|School of Athens in the Apostolic Palace in Rome by Raphael|
The figures represent Philosophy, Poetry, Theology, and Law
The Greek Philosophers above wrote on Natural Law.
Now cooperation in externals has been on the collective mind of the Missouri Synod for sometime now. Most recently brought to the fore due to the actions of the ELCA regarding human sexuality, i.e., the promotion of homosexual marriage, adoption of children by homosexual couples, and the acceptance of homosexual ordination. The LCMS Convention in July 2010 passed resolution 3-03, "Cooperation in Externals with Theological Integrity."

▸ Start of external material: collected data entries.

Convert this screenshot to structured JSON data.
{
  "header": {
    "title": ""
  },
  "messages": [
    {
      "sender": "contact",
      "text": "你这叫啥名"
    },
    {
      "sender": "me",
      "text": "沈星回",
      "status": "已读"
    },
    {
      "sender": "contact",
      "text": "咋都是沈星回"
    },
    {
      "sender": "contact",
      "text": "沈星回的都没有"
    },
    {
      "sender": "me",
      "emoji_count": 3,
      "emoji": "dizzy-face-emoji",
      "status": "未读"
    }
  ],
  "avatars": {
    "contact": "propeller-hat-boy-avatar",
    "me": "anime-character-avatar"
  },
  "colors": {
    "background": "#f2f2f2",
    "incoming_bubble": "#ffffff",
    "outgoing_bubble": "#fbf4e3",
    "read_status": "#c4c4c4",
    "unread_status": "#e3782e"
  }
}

Lately, I have been thinking a great deal about Natural Law and Cooperation in Externals. This is, in part, due to some research and writing I have been doing, but also due to circumstances regarding my position as the Director of Church Relations. In any case, I had trouble sleeping so I thought I'd try my hand at some Theses for Cooperation in Externals.
Theses for Cooperation in Externals
Premise: Cooperation in Externals can only occur on the basis of Natural Law. "Externals" are defined as areas apart from pulpit and altar fellowship, occurring primarily in the realm of the left-hand kingdom.
- Cooperation in Externals can only occur when there is agreement in Natural Law.
- Cooperation in Externals can also occur when there is agreement in doctrine and practice, because such agreement constitutes agreement in Natural Law.
- The area of cooperation itself (the task at hand) cannot violate Natural Law.
- In an area of cooperation, if there is not agreement in Natural Law, then cooperation cannot occur, because such cooperation would violate the Law of God.
- The means of accomplishing the task or area of cooperation cannot violate Natural Law.
(At 3:30 AM, I thought of a few more theses, but this gives the general drift...)
In a similar way, natural law can be applied to "cooperation in externals" within the church. Is it permissible for the church to cooperate with such and such a group or church body? The short answer: will such cooperation result in the violation of Natural Law. If yes, then cooperation is not permissible. Can two church bodies cooperate in an area where they do not have agreement on how Natural Law applies to that area of cooperation? The Theses above would suggest not.
Perhaps, the real issue is not "cooperation" but confusion over Natural Law.